JUDGE THE WRONG MAN. MINISTER'S FRANK CRITICISM. DRASTIC CHANGE FORECASTED. EQUITY THE ESSENTIAL ELEMENT. (From Otjb Own Correspondent.) WELLINGTON, October 4. Frank condemnation of the present constitution of the Arbitration Court was the keynote of a .striking debate which took place after 2 o'clock this morning, when the House of Representatives was in Committee of Supply on the Labour Department's Estimates. The Minister of Labour declared that a Supreme Court judge was not a proper person to adjudicate upon industrial disputes, and that unless the present judge was replaced by a man of industrial experience who was not a judge the court would be forsaken by the labour unions and become defunct for want of work. Many unions were cancelling their registration under the act, and it appeared that very soon only the small unions, which needed the protection of the act, would maintain their registration until they were driven out, because there would be no justification for preserving the court for the benefit of such small organisations. Grave consideration must be given to the, position, and he feared there would not be time this session to devise a remedy.
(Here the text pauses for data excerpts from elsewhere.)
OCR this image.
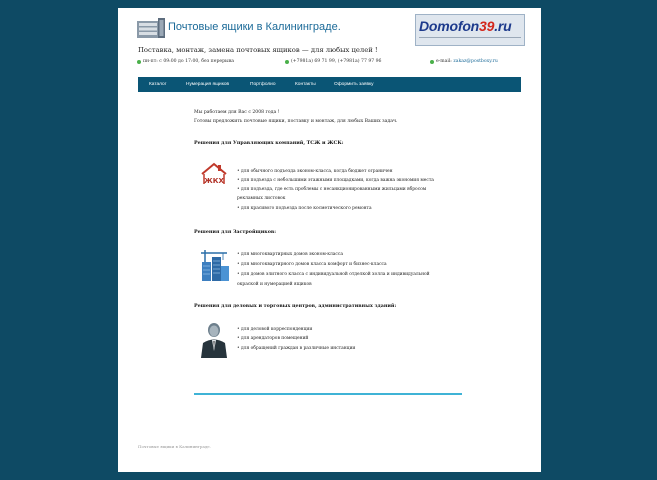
Почтовые ящики в Калининграде.	Domofon39.ru
Поставка, монтаж, замена почтовых ящиков — для любых целей !
пн-пт: с 09:00 до 17:00, без перерыва	(+7981а) 69 71 99, (+7981а) 77 97 96	e-mail:
zakaz@postboxy.ru
Каталог	Нумерация ящиков	Портфолио	Контакты	Оформить заявку
Мы работаем для Вас с 2008 года !
Готовы предложить почтовые ящики, поставку и монтаж, для любых Ваших задач.
Решения для Управляющих компаний, ТСЖ и ЖСК:
ЖКХ
• для обычного подъезда эконом-класса, когда бюджет ограничен
• для подъезда с небольшими этажными площадками, когда важна экономия места
• для подъезда, где есть проблемы с несанкционированными жильцами вбросом
рекламных листовок
• для красивого подъезда после косметического ремонта
Решения для Застройщиков:
• для многоквартирных домов эконом-класса
• для многоквартирного домов класса комфорт и бизнес-класса
• для домов элитного класса с индивидуальной отделкой холла и индивидуальной
окраской и нумерацией ящиков
Решения для деловых и торговых центров, административных зданий:
• для деловой корреспонденции
• для арендаторов помещений
• для обращений граждан в различные инстанции
Почтовые ящики в Калининграде.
Mr A. L. Herdman declared that the Arbitration Court had done. incalculable harm, and it would be beneficial if it were replaced by an improved system of conciliation.

Mr L. M. Isitt said that there was intense . feeling in regard to the present constitution of the Arbitration Court, and a growing opinion that some one other than a legal authority should be the head of the court.

Mr D. M'Laren said that many of the workers had become impressed with the idea of the need for a drastic change in the character of the court. Mr F. M. B. Fisher advocated the wages board as the most able and most conciliatory means of settling industrial disputes. He feared that under the present conditions the Arbitration Act was doomed. He urged the introduction of amending legislation this session. The effective value of the act was depreciating daily. The Minister admitted that the court as at present constituted was held in derision. There should be a man of great industrial experience to take the placo of the judge. Mr Herdman : Do you think that would improve it? Mr Millar : We should have a court of equity instead of a court of law. Mr Herdman : You might have a court of injustice instead of a court of justice. Mr Millar said that he was the first man in this country to suggest an Arbitration Court with a judge presiding. He thought a judge's words would be accepted by any man, and would give satisfaction, but it had not proved so.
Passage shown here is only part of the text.